CHAPTER SIX

ALREADYTHINGSWERE not going according to Dante’s plan. And Dante had very little experience of things not going according to his plans. He was not a man who often had to deal with defiance, whether it came from another person, or life. Not a man who had been put in a position where another human being might come into his sphere and create disorder.

Chaos.

His life had been utter and complete chaos when he was a child. From the time he was born until he had been swept off the streets, half-feral, and put into a private school by Robert King.

Dante had been in possession of some concerns about Robert. Mostly, he had been convinced that a man who offered such things to a boy must have nefarious intent for him.

Dante had done a lot of thinking about whether or not he cared.

Because the streets had visited vast amounts of atrocities onto him. And when you were lean, and hungry, you tended to have a very flexible idea of what you might be willing to do for your next meal.

With that in mind, he had decided to take Robert’s deal, and he had come to the conclusion that depending on what the man might ask of him, he would either comply and take the education, take the money for the time being, or he would follow through with what he had originally intended to do. Robert had given the gun back, after all.

All of those thoughts seemed so wildly removed from who he was now, and the kind of life he lived.

But it all came back when the baby had been wailing wildly, and he hadn’t known what to do.

And then, he had gone looking for Minerva, only to find her standing there in a towel.

Her shoulders were enticing.

Her hair had been up, falling damply around her face, and he had found it disconcerting in the extreme. And resentment had burned in his chest. For what he and Minerva both new was that Isabella was not his child.

And if she cried, she was not his responsibility. The responsibility was Minerva’s.

And he would also like to speak to her about her responsibility when it came to not being an enticement.

Of course, he had no desire to admit to her that she was an enticement.

He ate dinner, and found himself at loose ends.

There was little work to be done, simply because he was not a man who was ever behind.

He took on work. More than he could handle, many would say, but he always managed to get it finished. And he was constantly being lectured on the fact that he should find a way to have more leisure time.

But for what?

He could never figure it out.

He went out when he felt like it. Oftentimes, there were business reasons to go out, connections to be made when he did. And then, if he managed to meet a woman in whose company he wished to spend the night, it was a pleasant diversion. But he didn’t need more recreation time for that.

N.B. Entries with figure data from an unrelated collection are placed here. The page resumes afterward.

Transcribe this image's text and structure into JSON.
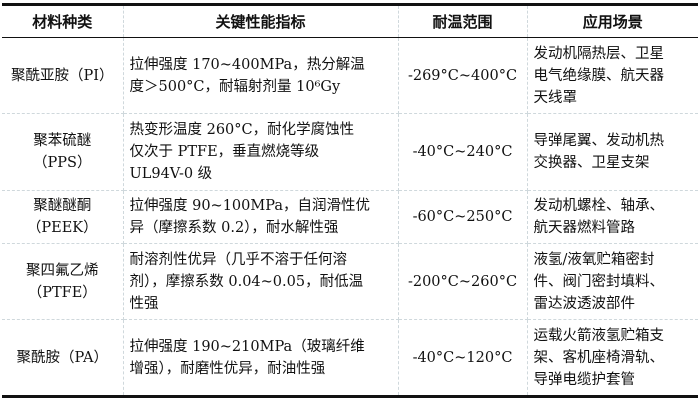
{
  "headers": [
    "材料种类",
    "关键性能指标",
    "耐温范围",
    "应用场景"
  ],
  "rows": [
    {
      "material": [
        "聚酰亚胺（PI）"
      ],
      "properties": [
        "拉伸强度 170~400MPa，热分解温",
        "度＞500°C，耐辐射剂量 10⁶Gy"
      ],
      "temperature": [
        "-269°C~400°C"
      ],
      "applications": [
        "发动机隔热层、卫星",
        "电气绝缘膜、航天器",
        "天线罩"
      ]
    },
    {
      "material": [
        "聚苯硫醚",
        "（PPS）"
      ],
      "properties": [
        "热变形温度 260°C，耐化学腐蚀性",
        "仅次于 PTFE，垂直燃烧等级",
        "UL94V-0 级"
      ],
      "temperature": [
        "-40°C~240°C"
      ],
      "applications": [
        "导弹尾翼、发动机热",
        "交换器、卫星支架"
      ]
    },
    {
      "material": [
        "聚醚醚酮",
        "（PEEK）"
      ],
      "properties": [
        "拉伸强度 90~100MPa，自润滑性优",
        "异（摩擦系数 0.2），耐水解性强"
      ],
      "temperature": [
        "-60°C~250°C"
      ],
      "applications": [
        "发动机螺栓、轴承、",
        "航天器燃料管路"
      ]
    },
    {
      "material": [
        "聚四氟乙烯",
        "（PTFE）"
      ],
      "properties": [
        "耐溶剂性优异（几乎不溶于任何溶",
        "剂），摩擦系数 0.04~0.05，耐低温",
        "性强"
      ],
      "temperature": [
        "-200°C~260°C"
      ],
      "applications": [
        "液氢/液氧贮箱密封",
        "件、阀门密封填料、",
        "雷达波透波部件"
      ]
    },
    {
      "material": [
        "聚酰胺（PA）"
      ],
      "properties": [
        "拉伸强度 190~210MPa（玻璃纤维",
        "增强），耐磨性优异，耐油性强"
      ],
      "temperature": [
        "-40°C~120°C"
      ],
      "applications": [
        "运载火箭液氢贮箱支",
        "架、客机座椅滑轨、",
        "导弹电缆护套管"
      ]
    }
  ]
}
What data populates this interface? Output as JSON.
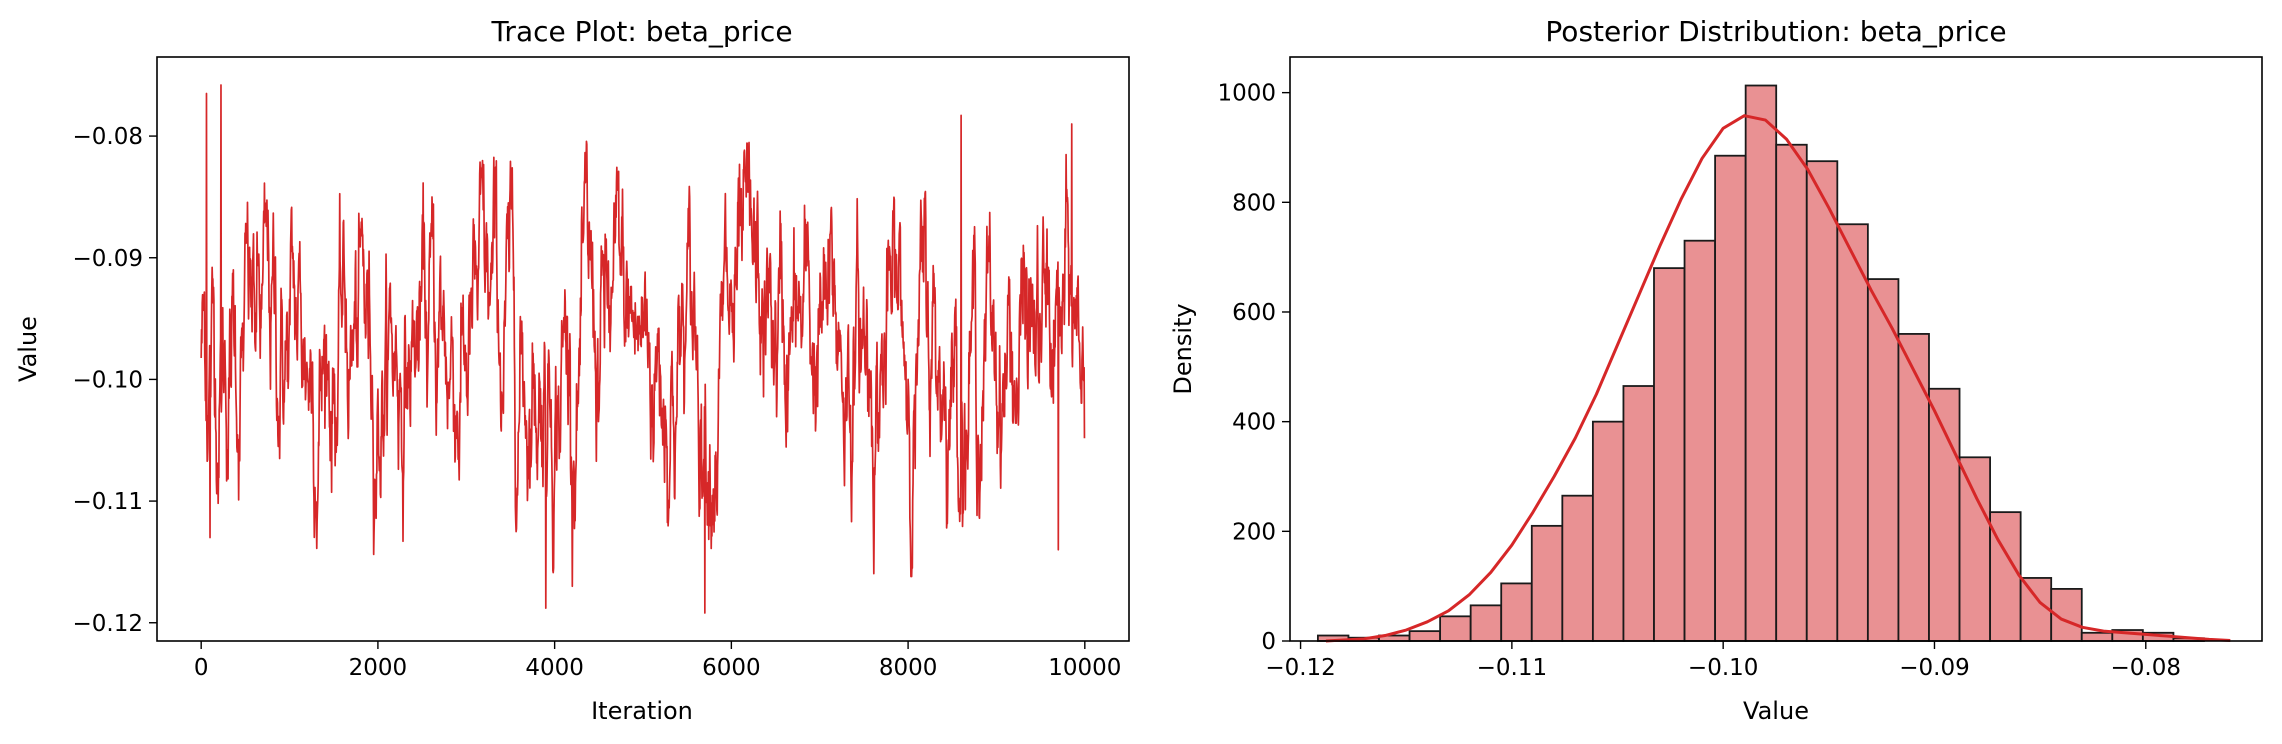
{
  "figure": {
    "background": "#ffffff",
    "line_color": "#d62728",
    "bar_fill": "#e99193",
    "bar_edge": "#1a1a1a"
  },
  "chart_data": [
    {
      "type": "line",
      "title": "Trace Plot: beta_price",
      "xlabel": "Iteration",
      "ylabel": "Value",
      "xlim": [
        -500,
        10500
      ],
      "ylim": [
        -0.1215,
        -0.0735
      ],
      "xticks": [
        0,
        2000,
        4000,
        6000,
        8000,
        10000
      ],
      "xtick_labels": [
        "0",
        "2000",
        "4000",
        "6000",
        "8000",
        "10000"
      ],
      "yticks": [
        -0.12,
        -0.11,
        -0.1,
        -0.09,
        -0.08
      ],
      "ytick_labels": [
        "−0.12",
        "−0.11",
        "−0.10",
        "−0.09",
        "−0.08"
      ],
      "grid": false,
      "color": "#d62728",
      "series": [
        {
          "n_samples": 10000,
          "mean": -0.0975,
          "sd": 0.0065,
          "min": -0.1192,
          "max": -0.0758,
          "notable_points": [
            {
              "x": 60,
              "y": -0.0765
            },
            {
              "x": 100,
              "y": -0.113
            },
            {
              "x": 225,
              "y": -0.0758
            },
            {
              "x": 3900,
              "y": -0.1188
            },
            {
              "x": 4200,
              "y": -0.117
            },
            {
              "x": 5700,
              "y": -0.1192
            },
            {
              "x": 8600,
              "y": -0.0783
            },
            {
              "x": 9700,
              "y": -0.114
            },
            {
              "x": 9850,
              "y": -0.079
            }
          ]
        }
      ]
    },
    {
      "type": "bar",
      "subtype": "histogram_with_kde",
      "title": "Posterior Distribution: beta_price",
      "xlabel": "Value",
      "ylabel": "Density",
      "xlim": [
        -0.1205,
        -0.0745
      ],
      "ylim": [
        0,
        1065
      ],
      "xticks": [
        -0.12,
        -0.11,
        -0.1,
        -0.09,
        -0.08
      ],
      "xtick_labels": [
        "−0.12",
        "−0.11",
        "−0.10",
        "−0.09",
        "−0.08"
      ],
      "yticks": [
        0,
        200,
        400,
        600,
        800,
        1000
      ],
      "ytick_labels": [
        "0",
        "200",
        "400",
        "600",
        "800",
        "1000"
      ],
      "grid": false,
      "bin_start": -0.11918,
      "bin_width": 0.001446,
      "values": [
        10,
        6,
        10,
        18,
        45,
        65,
        105,
        210,
        265,
        400,
        465,
        680,
        730,
        885,
        1013,
        905,
        875,
        760,
        660,
        560,
        460,
        335,
        235,
        115,
        95,
        15,
        20,
        15,
        5,
        0
      ],
      "kde": {
        "x": [
          -0.1188,
          -0.117,
          -0.116,
          -0.115,
          -0.114,
          -0.113,
          -0.112,
          -0.111,
          -0.11,
          -0.109,
          -0.108,
          -0.107,
          -0.106,
          -0.105,
          -0.104,
          -0.103,
          -0.102,
          -0.101,
          -0.1,
          -0.099,
          -0.098,
          -0.097,
          -0.096,
          -0.095,
          -0.094,
          -0.093,
          -0.092,
          -0.091,
          -0.09,
          -0.089,
          -0.088,
          -0.087,
          -0.086,
          -0.085,
          -0.084,
          -0.083,
          -0.082,
          -0.081,
          -0.08,
          -0.079,
          -0.078,
          -0.077,
          -0.076
        ],
        "y": [
          0,
          4,
          10,
          20,
          35,
          55,
          85,
          125,
          175,
          235,
          300,
          370,
          450,
          540,
          630,
          720,
          805,
          880,
          935,
          958,
          950,
          915,
          860,
          790,
          715,
          640,
          570,
          495,
          420,
          340,
          260,
          185,
          120,
          70,
          40,
          25,
          18,
          15,
          12,
          9,
          6,
          3,
          1
        ]
      }
    }
  ]
}
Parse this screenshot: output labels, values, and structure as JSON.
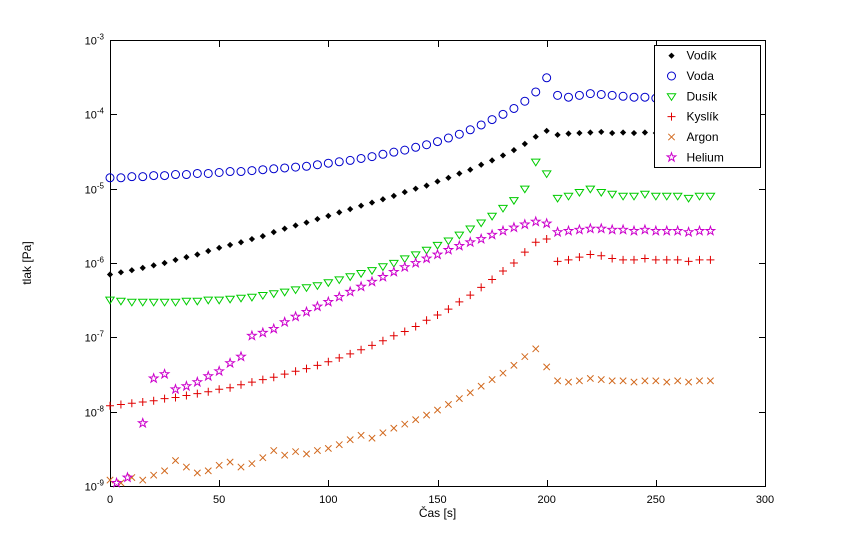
{
  "figure": {
    "background": "#ffffff",
    "plot_background": "#ffffff",
    "axis_color": "#000000"
  },
  "chart_data": {
    "type": "scatter",
    "title": "",
    "xlabel": "Čas [s]",
    "ylabel": "tlak [Pa]",
    "xlim": [
      0,
      300
    ],
    "ylim": [
      1e-09,
      0.001
    ],
    "y_scale": "log",
    "grid": false,
    "legend_position": "northeast",
    "xticks": [
      0,
      50,
      100,
      150,
      200,
      250,
      300
    ],
    "ytick_base": 10,
    "yticks_exp": [
      -9,
      -8,
      -7,
      -6,
      -5,
      -4,
      -3
    ],
    "series": [
      {
        "id": "vodik",
        "name": "Vodík",
        "marker": "diamond",
        "color": "#000000",
        "x": [
          0,
          5,
          10,
          15,
          20,
          25,
          30,
          35,
          40,
          45,
          50,
          55,
          60,
          65,
          70,
          75,
          80,
          85,
          90,
          95,
          100,
          105,
          110,
          115,
          120,
          125,
          130,
          135,
          140,
          145,
          150,
          155,
          160,
          165,
          170,
          175,
          180,
          185,
          190,
          195,
          200,
          205,
          210,
          215,
          220,
          225,
          230,
          235,
          240,
          245,
          250,
          255
        ],
        "y": [
          7e-07,
          7.5e-07,
          8e-07,
          8.6e-07,
          9.3e-07,
          1e-06,
          1.1e-06,
          1.2e-06,
          1.3e-06,
          1.45e-06,
          1.6e-06,
          1.75e-06,
          1.9e-06,
          2.1e-06,
          2.3e-06,
          2.6e-06,
          2.9e-06,
          3.2e-06,
          3.5e-06,
          3.9e-06,
          4.3e-06,
          4.8e-06,
          5.3e-06,
          5.9e-06,
          6.5e-06,
          7.2e-06,
          8e-06,
          9e-06,
          1e-05,
          1.1e-05,
          1.25e-05,
          1.4e-05,
          1.6e-05,
          1.8e-05,
          2.1e-05,
          2.4e-05,
          2.8e-05,
          3.3e-05,
          4e-05,
          5e-05,
          6e-05,
          5.3e-05,
          5.5e-05,
          5.6e-05,
          5.7e-05,
          5.8e-05,
          5.6e-05,
          5.7e-05,
          5.6e-05,
          5.7e-05,
          5.6e-05,
          5.6e-05
        ]
      },
      {
        "id": "voda",
        "name": "Voda",
        "marker": "circle",
        "color": "#0000cc",
        "x": [
          0,
          5,
          10,
          15,
          20,
          25,
          30,
          35,
          40,
          45,
          50,
          55,
          60,
          65,
          70,
          75,
          80,
          85,
          90,
          95,
          100,
          105,
          110,
          115,
          120,
          125,
          130,
          135,
          140,
          145,
          150,
          155,
          160,
          165,
          170,
          175,
          180,
          185,
          190,
          195,
          200,
          205,
          210,
          215,
          220,
          225,
          230,
          235,
          240,
          245,
          250,
          255,
          260,
          265,
          270
        ],
        "y": [
          1.4e-05,
          1.4e-05,
          1.45e-05,
          1.45e-05,
          1.5e-05,
          1.5e-05,
          1.55e-05,
          1.55e-05,
          1.6e-05,
          1.6e-05,
          1.65e-05,
          1.7e-05,
          1.7e-05,
          1.75e-05,
          1.8e-05,
          1.85e-05,
          1.9e-05,
          1.95e-05,
          2e-05,
          2.1e-05,
          2.2e-05,
          2.3e-05,
          2.4e-05,
          2.55e-05,
          2.7e-05,
          2.9e-05,
          3.1e-05,
          3.3e-05,
          3.6e-05,
          3.9e-05,
          4.3e-05,
          4.8e-05,
          5.4e-05,
          6.2e-05,
          7.2e-05,
          8.5e-05,
          0.0001,
          0.00012,
          0.00015,
          0.0002,
          0.00031,
          0.00018,
          0.00017,
          0.00018,
          0.00019,
          0.000185,
          0.00018,
          0.000175,
          0.00017,
          0.00017,
          0.000165,
          0.00017,
          0.000165,
          0.00016,
          0.00016
        ]
      },
      {
        "id": "dusik",
        "name": "Dusík",
        "marker": "triangle-down",
        "color": "#00cc00",
        "x": [
          0,
          5,
          10,
          15,
          20,
          25,
          30,
          35,
          40,
          45,
          50,
          55,
          60,
          65,
          70,
          75,
          80,
          85,
          90,
          95,
          100,
          105,
          110,
          115,
          120,
          125,
          130,
          135,
          140,
          145,
          150,
          155,
          160,
          165,
          170,
          175,
          180,
          185,
          190,
          195,
          200,
          205,
          210,
          215,
          220,
          225,
          230,
          235,
          240,
          245,
          250,
          255,
          260,
          265,
          270,
          275
        ],
        "y": [
          3.2e-07,
          3.1e-07,
          3e-07,
          3e-07,
          3e-07,
          3e-07,
          3e-07,
          3.1e-07,
          3.1e-07,
          3.2e-07,
          3.2e-07,
          3.3e-07,
          3.4e-07,
          3.5e-07,
          3.7e-07,
          3.9e-07,
          4.1e-07,
          4.4e-07,
          4.7e-07,
          5e-07,
          5.5e-07,
          6e-07,
          6.6e-07,
          7.3e-07,
          8e-07,
          9e-07,
          1e-06,
          1.15e-06,
          1.3e-06,
          1.5e-06,
          1.75e-06,
          2e-06,
          2.4e-06,
          2.9e-06,
          3.5e-06,
          4.3e-06,
          5.5e-06,
          7e-06,
          1e-05,
          2.3e-05,
          1.6e-05,
          7.5e-06,
          8e-06,
          9e-06,
          1e-05,
          9e-06,
          8.5e-06,
          8e-06,
          8e-06,
          8.5e-06,
          8e-06,
          8e-06,
          8e-06,
          7.5e-06,
          8e-06,
          8e-06
        ]
      },
      {
        "id": "kyslik",
        "name": "Kyslík",
        "marker": "plus",
        "color": "#e00000",
        "x": [
          0,
          5,
          10,
          15,
          20,
          25,
          30,
          35,
          40,
          45,
          50,
          55,
          60,
          65,
          70,
          75,
          80,
          85,
          90,
          95,
          100,
          105,
          110,
          115,
          120,
          125,
          130,
          135,
          140,
          145,
          150,
          155,
          160,
          165,
          170,
          175,
          180,
          185,
          190,
          195,
          200,
          205,
          210,
          215,
          220,
          225,
          230,
          235,
          240,
          245,
          250,
          255,
          260,
          265,
          270,
          275
        ],
        "y": [
          1.2e-08,
          1.25e-08,
          1.3e-08,
          1.35e-08,
          1.4e-08,
          1.5e-08,
          1.55e-08,
          1.65e-08,
          1.75e-08,
          1.85e-08,
          2e-08,
          2.1e-08,
          2.3e-08,
          2.5e-08,
          2.7e-08,
          2.9e-08,
          3.2e-08,
          3.5e-08,
          3.8e-08,
          4.2e-08,
          4.7e-08,
          5.3e-08,
          6e-08,
          6.8e-08,
          7.8e-08,
          9e-08,
          1.05e-07,
          1.2e-07,
          1.4e-07,
          1.7e-07,
          2e-07,
          2.4e-07,
          3e-07,
          3.7e-07,
          4.7e-07,
          6e-07,
          7.8e-07,
          1e-06,
          1.4e-06,
          1.9e-06,
          2.1e-06,
          1.05e-06,
          1.1e-06,
          1.2e-06,
          1.3e-06,
          1.25e-06,
          1.15e-06,
          1.1e-06,
          1.1e-06,
          1.15e-06,
          1.1e-06,
          1.1e-06,
          1.1e-06,
          1.05e-06,
          1.1e-06,
          1.1e-06
        ]
      },
      {
        "id": "argon",
        "name": "Argon",
        "marker": "x",
        "color": "#d2691e",
        "x": [
          0,
          5,
          10,
          15,
          20,
          25,
          30,
          35,
          40,
          45,
          50,
          55,
          60,
          65,
          70,
          75,
          80,
          85,
          90,
          95,
          100,
          105,
          110,
          115,
          120,
          125,
          130,
          135,
          140,
          145,
          150,
          155,
          160,
          165,
          170,
          175,
          180,
          185,
          190,
          195,
          200,
          205,
          210,
          215,
          220,
          225,
          230,
          235,
          240,
          245,
          250,
          255,
          260,
          265,
          270,
          275
        ],
        "y": [
          1.2e-09,
          1.1e-09,
          1.3e-09,
          1.2e-09,
          1.4e-09,
          1.6e-09,
          2.2e-09,
          1.8e-09,
          1.5e-09,
          1.6e-09,
          1.9e-09,
          2.1e-09,
          1.8e-09,
          2e-09,
          2.4e-09,
          3e-09,
          2.6e-09,
          2.9e-09,
          2.7e-09,
          3e-09,
          3.2e-09,
          3.6e-09,
          4.2e-09,
          4.8e-09,
          4.4e-09,
          5.2e-09,
          6e-09,
          6.8e-09,
          7.8e-09,
          9e-09,
          1.05e-08,
          1.25e-08,
          1.5e-08,
          1.8e-08,
          2.2e-08,
          2.7e-08,
          3.3e-08,
          4.2e-08,
          5.5e-08,
          7e-08,
          4e-08,
          2.6e-08,
          2.5e-08,
          2.6e-08,
          2.8e-08,
          2.7e-08,
          2.6e-08,
          2.6e-08,
          2.5e-08,
          2.6e-08,
          2.6e-08,
          2.5e-08,
          2.6e-08,
          2.5e-08,
          2.6e-08,
          2.6e-08
        ]
      },
      {
        "id": "helium",
        "name": "Helium",
        "marker": "pentagram",
        "color": "#cc00cc",
        "x": [
          3,
          8,
          15,
          20,
          25,
          30,
          35,
          40,
          45,
          50,
          55,
          60,
          65,
          70,
          75,
          80,
          85,
          90,
          95,
          100,
          105,
          110,
          115,
          120,
          125,
          130,
          135,
          140,
          145,
          150,
          155,
          160,
          165,
          170,
          175,
          180,
          185,
          190,
          195,
          200,
          205,
          210,
          215,
          220,
          225,
          230,
          235,
          240,
          245,
          250,
          255,
          260,
          265,
          270,
          275
        ],
        "y": [
          1.1e-09,
          1.3e-09,
          7e-09,
          2.8e-08,
          3.2e-08,
          2e-08,
          2.2e-08,
          2.5e-08,
          3e-08,
          3.5e-08,
          4.5e-08,
          5.5e-08,
          1.05e-07,
          1.15e-07,
          1.3e-07,
          1.6e-07,
          1.9e-07,
          2.2e-07,
          2.6e-07,
          3e-07,
          3.5e-07,
          4.1e-07,
          4.8e-07,
          5.6e-07,
          6.5e-07,
          7.6e-07,
          8.8e-07,
          1e-06,
          1.15e-06,
          1.3e-06,
          1.5e-06,
          1.7e-06,
          1.9e-06,
          2.1e-06,
          2.4e-06,
          2.7e-06,
          3e-06,
          3.3e-06,
          3.6e-06,
          3.4e-06,
          2.6e-06,
          2.7e-06,
          2.8e-06,
          2.9e-06,
          2.9e-06,
          2.8e-06,
          2.8e-06,
          2.7e-06,
          2.8e-06,
          2.7e-06,
          2.7e-06,
          2.7e-06,
          2.6e-06,
          2.7e-06,
          2.7e-06
        ]
      }
    ]
  }
}
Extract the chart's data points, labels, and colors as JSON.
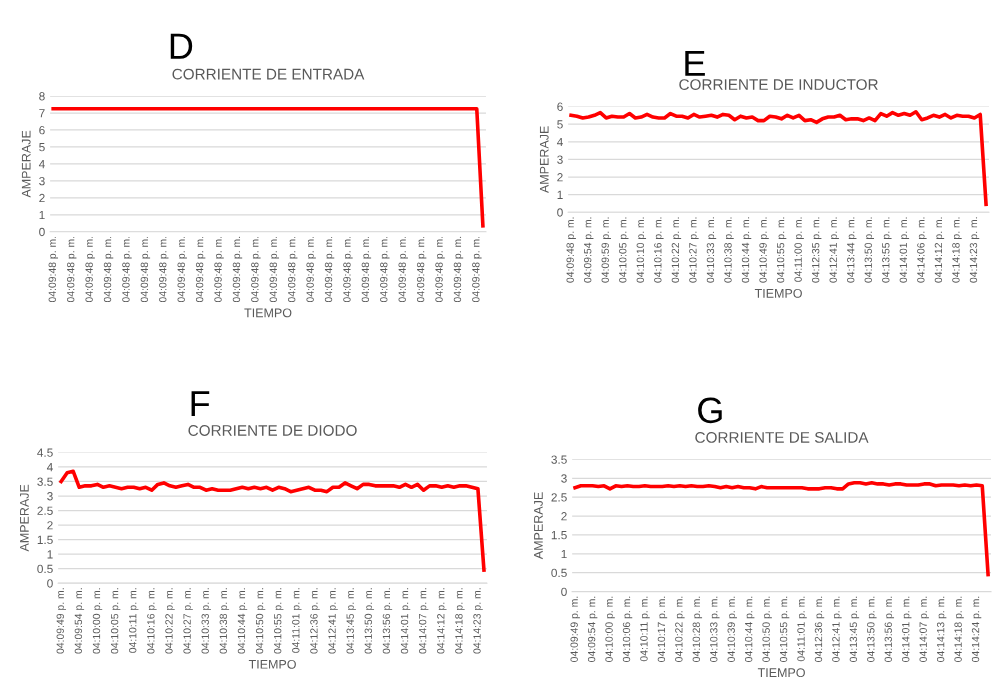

Often, words like that were spoken by those who didn’t know what it meant to be hungry.

Who had never once had to entertain the idea that it might be preferable to endure the physical abuse of an older man in order to feed oneself.

No, in Dante’s world, work and money were king.

It was a wall that he was building between himself and what he had come from so high and so thick that nothing would ever be able to cross it.

Safety.

He suddenly heard a soft voice, and the sound of a baby, and he turned and saw Minerva, wearing pants and a top that showed her stomach, coming down the stairs. “I’m starving,” she said. “What’s for dinner?”

“I ate,” he said.

The look of thunderous fury that crossed her delicate features would have been amusing if it hadn’t been quite so dark. “You ate? Without me?”